Lastly, he praised religious communities, “be they parishes, monasteries, synagogues or mosques,” for having been on the forefront of innovation in various areas in society. Some of these were very small communities, he noted, but they provided space and support for innovations in financial services through such means as credit unions, cooperatives, community banking, low-interest seed loans and the like. They provided a space to develop and road test productive ideas.
That is, he said, “a real gift that we have that we dare not lose, because it is a great service to society as a whole.” He added, “I think we are at our best and our most creative when we use our institutional presence and our persevering presence as incubators.”

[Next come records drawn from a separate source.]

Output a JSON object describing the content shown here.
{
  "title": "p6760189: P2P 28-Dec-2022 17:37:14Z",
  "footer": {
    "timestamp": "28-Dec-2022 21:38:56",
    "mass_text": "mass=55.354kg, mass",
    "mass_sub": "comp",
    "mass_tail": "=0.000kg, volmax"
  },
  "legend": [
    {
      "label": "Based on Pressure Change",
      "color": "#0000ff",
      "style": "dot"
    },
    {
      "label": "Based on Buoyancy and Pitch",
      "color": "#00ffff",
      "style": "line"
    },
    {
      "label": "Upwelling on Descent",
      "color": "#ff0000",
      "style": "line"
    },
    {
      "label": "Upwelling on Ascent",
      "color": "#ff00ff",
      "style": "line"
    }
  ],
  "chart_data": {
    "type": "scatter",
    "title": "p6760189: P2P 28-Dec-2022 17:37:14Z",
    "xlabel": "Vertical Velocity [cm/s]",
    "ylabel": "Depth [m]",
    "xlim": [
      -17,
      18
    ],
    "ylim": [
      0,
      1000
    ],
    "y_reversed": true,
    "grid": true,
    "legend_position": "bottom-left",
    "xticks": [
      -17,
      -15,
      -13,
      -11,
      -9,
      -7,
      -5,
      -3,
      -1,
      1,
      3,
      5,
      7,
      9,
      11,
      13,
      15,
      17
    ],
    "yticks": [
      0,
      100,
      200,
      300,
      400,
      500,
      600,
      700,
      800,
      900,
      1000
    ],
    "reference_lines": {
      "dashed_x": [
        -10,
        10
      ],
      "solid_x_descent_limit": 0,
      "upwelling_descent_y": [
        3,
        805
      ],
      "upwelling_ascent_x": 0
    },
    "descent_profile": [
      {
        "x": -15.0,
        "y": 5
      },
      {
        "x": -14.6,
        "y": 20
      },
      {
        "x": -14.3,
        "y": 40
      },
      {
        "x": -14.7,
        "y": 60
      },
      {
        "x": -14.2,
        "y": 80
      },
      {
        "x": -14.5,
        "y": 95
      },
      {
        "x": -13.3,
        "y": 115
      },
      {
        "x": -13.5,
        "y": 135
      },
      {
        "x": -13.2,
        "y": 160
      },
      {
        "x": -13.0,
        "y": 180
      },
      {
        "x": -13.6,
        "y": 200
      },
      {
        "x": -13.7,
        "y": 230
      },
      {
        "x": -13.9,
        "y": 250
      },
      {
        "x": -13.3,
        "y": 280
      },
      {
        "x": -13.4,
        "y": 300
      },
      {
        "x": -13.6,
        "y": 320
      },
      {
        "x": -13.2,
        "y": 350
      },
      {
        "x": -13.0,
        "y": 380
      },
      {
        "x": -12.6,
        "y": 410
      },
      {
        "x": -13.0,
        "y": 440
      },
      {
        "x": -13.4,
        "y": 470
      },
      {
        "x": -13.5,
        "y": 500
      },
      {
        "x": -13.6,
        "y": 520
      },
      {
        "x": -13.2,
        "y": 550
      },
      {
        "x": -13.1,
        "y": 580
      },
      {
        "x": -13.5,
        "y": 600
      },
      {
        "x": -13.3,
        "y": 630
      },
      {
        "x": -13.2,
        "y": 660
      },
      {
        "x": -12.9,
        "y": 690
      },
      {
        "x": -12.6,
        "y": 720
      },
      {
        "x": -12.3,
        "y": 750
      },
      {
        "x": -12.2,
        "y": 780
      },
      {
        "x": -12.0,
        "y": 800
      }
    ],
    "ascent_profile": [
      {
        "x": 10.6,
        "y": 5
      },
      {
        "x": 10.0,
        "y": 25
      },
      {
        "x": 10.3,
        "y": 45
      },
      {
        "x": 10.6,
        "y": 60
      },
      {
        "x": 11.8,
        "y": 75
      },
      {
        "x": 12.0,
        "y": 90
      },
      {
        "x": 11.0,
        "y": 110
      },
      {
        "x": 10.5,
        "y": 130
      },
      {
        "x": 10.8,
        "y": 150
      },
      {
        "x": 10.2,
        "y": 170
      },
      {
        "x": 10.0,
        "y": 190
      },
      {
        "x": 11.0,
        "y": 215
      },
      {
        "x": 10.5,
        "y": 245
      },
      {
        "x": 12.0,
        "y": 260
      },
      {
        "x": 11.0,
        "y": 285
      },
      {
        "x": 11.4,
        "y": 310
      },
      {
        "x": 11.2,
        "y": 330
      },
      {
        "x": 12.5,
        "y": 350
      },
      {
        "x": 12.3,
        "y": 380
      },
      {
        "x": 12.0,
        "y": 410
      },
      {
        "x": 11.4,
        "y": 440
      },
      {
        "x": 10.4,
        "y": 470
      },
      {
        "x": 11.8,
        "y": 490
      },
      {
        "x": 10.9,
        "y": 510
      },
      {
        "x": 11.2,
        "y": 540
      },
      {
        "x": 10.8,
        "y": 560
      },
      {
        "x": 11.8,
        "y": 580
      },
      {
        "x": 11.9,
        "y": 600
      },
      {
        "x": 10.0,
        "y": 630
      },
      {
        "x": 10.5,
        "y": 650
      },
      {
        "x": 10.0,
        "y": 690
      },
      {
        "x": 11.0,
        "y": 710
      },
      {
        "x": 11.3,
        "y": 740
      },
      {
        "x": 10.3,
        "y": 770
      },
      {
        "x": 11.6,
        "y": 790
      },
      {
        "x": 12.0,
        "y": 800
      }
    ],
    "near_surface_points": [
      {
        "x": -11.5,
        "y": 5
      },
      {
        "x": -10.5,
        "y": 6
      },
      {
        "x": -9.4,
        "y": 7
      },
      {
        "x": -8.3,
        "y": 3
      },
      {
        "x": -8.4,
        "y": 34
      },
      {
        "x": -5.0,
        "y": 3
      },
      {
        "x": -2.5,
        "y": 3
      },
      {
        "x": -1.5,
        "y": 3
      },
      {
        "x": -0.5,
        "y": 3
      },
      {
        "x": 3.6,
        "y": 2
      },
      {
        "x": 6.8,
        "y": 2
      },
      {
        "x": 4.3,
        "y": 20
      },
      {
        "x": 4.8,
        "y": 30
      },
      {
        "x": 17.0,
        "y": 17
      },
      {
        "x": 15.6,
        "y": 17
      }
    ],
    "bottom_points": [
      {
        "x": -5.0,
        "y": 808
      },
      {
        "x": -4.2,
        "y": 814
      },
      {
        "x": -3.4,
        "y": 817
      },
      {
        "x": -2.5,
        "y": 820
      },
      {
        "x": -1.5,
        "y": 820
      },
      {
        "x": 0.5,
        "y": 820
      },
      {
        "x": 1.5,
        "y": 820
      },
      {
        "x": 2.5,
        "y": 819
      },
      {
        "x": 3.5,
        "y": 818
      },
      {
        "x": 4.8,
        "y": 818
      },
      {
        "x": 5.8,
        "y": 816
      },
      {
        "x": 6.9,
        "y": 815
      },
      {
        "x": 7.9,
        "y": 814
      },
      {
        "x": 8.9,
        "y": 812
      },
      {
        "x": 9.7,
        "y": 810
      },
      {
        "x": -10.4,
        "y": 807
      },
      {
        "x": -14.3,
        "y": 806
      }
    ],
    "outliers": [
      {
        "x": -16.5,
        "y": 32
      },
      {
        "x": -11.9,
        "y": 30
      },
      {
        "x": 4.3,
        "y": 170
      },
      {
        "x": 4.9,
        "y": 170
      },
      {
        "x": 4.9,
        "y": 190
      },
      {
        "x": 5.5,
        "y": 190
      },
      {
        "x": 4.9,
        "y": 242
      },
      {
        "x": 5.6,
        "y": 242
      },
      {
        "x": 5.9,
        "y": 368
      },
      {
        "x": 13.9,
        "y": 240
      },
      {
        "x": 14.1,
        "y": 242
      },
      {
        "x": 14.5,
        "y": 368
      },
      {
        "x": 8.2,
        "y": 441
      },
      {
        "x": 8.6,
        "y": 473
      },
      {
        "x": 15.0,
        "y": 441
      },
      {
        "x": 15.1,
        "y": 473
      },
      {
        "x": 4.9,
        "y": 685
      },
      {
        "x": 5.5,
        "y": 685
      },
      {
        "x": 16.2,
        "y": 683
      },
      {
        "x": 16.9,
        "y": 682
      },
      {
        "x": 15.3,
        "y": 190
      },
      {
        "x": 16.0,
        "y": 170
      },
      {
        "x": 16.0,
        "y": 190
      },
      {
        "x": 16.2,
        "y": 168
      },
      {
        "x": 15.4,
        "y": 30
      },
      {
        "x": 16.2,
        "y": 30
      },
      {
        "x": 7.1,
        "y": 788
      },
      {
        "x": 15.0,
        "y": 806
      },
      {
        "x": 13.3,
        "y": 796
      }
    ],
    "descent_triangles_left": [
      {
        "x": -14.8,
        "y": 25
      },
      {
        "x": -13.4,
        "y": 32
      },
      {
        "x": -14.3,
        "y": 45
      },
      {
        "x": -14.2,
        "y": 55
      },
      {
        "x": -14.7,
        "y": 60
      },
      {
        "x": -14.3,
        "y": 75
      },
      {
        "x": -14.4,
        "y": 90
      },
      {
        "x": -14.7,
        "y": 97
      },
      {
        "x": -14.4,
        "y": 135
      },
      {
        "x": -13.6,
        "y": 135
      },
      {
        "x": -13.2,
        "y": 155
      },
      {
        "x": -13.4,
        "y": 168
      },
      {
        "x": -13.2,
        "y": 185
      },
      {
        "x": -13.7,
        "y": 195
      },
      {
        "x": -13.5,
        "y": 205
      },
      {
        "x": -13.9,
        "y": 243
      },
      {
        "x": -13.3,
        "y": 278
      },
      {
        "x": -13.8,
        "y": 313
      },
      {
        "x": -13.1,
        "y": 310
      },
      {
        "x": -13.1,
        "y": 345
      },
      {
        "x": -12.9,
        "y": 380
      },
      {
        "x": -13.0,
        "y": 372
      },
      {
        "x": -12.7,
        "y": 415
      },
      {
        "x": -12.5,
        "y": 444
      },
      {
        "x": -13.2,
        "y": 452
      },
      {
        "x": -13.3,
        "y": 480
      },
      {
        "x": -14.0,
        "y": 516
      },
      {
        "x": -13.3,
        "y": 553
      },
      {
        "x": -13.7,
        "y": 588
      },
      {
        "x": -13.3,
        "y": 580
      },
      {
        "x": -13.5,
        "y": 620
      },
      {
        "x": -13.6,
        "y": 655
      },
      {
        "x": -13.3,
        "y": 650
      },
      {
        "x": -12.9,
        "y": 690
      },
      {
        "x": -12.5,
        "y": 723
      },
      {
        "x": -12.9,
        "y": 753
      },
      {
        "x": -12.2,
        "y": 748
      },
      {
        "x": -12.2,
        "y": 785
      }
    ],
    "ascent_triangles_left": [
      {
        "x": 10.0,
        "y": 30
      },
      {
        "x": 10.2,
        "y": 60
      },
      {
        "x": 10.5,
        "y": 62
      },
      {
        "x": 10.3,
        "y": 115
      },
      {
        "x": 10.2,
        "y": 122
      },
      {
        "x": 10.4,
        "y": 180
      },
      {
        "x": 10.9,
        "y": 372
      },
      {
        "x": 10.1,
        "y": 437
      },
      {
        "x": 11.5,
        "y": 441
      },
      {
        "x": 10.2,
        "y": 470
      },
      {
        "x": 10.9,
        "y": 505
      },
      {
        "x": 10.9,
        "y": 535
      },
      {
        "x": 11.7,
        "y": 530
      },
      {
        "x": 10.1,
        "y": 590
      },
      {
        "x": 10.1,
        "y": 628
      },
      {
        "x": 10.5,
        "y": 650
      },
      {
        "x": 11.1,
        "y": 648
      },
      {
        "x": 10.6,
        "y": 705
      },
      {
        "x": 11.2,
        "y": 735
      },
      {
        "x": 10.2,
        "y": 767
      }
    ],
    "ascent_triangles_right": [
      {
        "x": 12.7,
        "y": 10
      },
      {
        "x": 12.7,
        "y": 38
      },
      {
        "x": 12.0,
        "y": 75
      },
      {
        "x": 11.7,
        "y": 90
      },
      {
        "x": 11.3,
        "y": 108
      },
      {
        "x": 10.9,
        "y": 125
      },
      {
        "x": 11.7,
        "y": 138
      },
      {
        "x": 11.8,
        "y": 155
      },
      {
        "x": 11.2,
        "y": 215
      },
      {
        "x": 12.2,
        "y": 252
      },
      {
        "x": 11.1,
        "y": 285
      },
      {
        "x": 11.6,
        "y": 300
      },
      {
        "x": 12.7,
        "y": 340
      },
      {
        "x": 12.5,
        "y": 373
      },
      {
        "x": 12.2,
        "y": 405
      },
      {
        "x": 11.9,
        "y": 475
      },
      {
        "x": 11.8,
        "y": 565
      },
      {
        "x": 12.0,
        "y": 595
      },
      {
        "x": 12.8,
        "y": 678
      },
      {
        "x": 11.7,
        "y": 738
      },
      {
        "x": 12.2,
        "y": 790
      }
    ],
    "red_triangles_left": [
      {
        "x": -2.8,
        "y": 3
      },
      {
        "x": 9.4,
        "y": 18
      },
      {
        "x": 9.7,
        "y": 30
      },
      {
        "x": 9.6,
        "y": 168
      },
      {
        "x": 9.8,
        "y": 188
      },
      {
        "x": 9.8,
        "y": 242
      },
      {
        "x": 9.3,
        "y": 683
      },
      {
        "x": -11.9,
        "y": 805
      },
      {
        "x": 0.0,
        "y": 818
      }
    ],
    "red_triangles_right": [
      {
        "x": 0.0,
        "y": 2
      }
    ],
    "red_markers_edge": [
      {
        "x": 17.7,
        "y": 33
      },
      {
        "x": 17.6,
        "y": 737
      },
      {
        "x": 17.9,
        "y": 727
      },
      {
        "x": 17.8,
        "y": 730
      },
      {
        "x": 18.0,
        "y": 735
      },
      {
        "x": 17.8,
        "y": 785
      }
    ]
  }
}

In conclusion, he told of his recent attendance at the ongoing Islamic Finance Project at Harvard, where around 400 persons from 50 countries were trying to sort out Shariah-compliant financing and banking. Data suggests, he said, that they are projected to grow from one trillion to four trillion by 2015.
This movement is being propelled, participants stated, by “the demand from people at the grassroots who are feeling like they are connecting with their faith with the way they use money.” Their people are wanting to do business with an Islamic bank which complies with the teachings of the Quran.
This, said Father Finn, should be a great blessing for us. “If we can do that at an interfaith level,” he said, “then I think we have a real message in terms of religious faith, identity and our role in society.” It provides a unique opportunity, he added, for us to follow their example and “to connect with other faith traditions that do indeed share common ground with us.”